Selfridges is stocking Cefinn in its Contemporary Studio, in the company of labels such as Claudie Pierlot, Self-Portrait and Shrimps. “Samantha Cameron is recognized for her elegant, easy sense of style and that’s exactly what this first collection delivers,” said Heather Gramston, Selfridges’ women’s wear buying manager.

Alison Loehnis, president of Net-a-porter and Mr Porter, said Cameron has produced “a definitive collection of wearable wardrobe staples and transitional buy-now-wear-now looks that are super stylish, as well as functional and practical.” Loehnis said the fit is flattering and the attention to quality and detail is keen. “Any of the pieces could take you from the school run to a meeting and then to dinner,” she said.

Cameron had much time to research. She lived in the public eye, but unlike her friend U.S. First Lady Michelle Obama did not have to bother with any hovering Secret Service staff — although she did have some security. She was able to get on with life during her Downing Street years — juggling a newborn and two school-aged children. The couple’s eldest son, Ivan, died aged 6 in 2009, a year before Cameron became prime minister.

Although the world saw her in the spotlight, Cameron said state business was actually a very small part of her life. “I went about my day-to-day life very unhassled,” she said, once leaving the celebrations for the Queen’s Jubilee and taking the Underground to Heathrow to catch a flight to New York to visit Smythson’s stores.

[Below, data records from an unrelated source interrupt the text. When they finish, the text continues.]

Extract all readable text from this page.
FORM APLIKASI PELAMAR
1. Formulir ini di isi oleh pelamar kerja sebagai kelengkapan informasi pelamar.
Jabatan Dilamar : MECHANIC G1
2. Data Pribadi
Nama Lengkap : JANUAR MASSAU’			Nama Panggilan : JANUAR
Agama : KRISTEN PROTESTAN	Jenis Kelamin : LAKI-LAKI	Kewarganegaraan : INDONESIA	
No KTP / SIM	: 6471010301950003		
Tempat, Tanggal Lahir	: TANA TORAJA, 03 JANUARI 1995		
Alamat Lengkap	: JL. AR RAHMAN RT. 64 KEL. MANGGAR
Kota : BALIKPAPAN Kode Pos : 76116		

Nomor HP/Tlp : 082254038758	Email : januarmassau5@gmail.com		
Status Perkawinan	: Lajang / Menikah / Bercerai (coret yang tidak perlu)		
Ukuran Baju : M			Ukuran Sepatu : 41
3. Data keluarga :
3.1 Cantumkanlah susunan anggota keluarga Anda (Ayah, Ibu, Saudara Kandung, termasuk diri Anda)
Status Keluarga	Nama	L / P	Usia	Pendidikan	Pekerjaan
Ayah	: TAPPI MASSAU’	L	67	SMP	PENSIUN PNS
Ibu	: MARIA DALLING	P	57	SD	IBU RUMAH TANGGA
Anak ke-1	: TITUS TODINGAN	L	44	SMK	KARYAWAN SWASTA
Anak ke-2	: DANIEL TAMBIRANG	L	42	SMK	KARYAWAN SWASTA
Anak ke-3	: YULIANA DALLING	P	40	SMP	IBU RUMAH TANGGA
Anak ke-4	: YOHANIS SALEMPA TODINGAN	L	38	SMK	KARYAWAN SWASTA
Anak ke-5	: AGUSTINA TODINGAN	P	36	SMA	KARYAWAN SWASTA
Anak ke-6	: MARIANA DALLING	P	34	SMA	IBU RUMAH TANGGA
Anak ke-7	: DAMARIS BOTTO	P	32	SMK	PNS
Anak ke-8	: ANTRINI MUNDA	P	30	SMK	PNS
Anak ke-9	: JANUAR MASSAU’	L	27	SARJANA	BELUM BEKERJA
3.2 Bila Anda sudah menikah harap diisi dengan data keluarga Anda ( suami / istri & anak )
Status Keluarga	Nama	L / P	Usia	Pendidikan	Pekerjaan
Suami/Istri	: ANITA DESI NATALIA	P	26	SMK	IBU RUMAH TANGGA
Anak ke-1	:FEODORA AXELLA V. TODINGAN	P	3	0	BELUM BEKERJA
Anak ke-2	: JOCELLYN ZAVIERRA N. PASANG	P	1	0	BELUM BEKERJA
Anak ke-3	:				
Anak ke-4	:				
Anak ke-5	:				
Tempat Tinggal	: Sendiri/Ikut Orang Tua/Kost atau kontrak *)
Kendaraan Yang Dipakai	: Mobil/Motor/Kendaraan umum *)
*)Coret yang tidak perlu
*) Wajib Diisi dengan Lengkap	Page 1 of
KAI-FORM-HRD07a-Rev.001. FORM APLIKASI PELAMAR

“There were a lot of formal events with Dave, but they were not that often. I could get on with my life and my day-to-day didn’t really change — that’s what’s great about British politics. I was still nipping to John Lewis [the British department store] at lunch. People were incredibly respectful and treated me like normal. It was the same on holiday with the children – it was just the odd moment when we were snapped [by photographers].”

Asked whether she plans to stay in touch with Obama, Cameron said: “She’s an amazing lady, and I’d like to, now that we both have more time.” Of Obama’s soon-to-be successor, Melania Trump, Cameron had only nice words. “She has been very supportive of British brands — she continues to wear them and support them.”

As for starting a business in an uncertain time for Britain as it prepares to leave the EU, Cameron is looking on the bright side. “You’ve got to be optimistic.” She recalls the saying that when a business launches in uncertain times, it finds itself on sure footing when things change.

Asked what gives her the biggest buzz in launching Cefinn, she said it’s “creating a British brand from scratch. With other brands you’re taking on a lot of history.”

For Cameron, the end of 2016 will be all about retail, but not in a fashion sense. “‘Santa’s got to get busy,’ she said, talking about the next weeks. Over the holiday, instead, she’s going to unplug. “I think I’ll be sleeping 24 hours a day this Christmas.”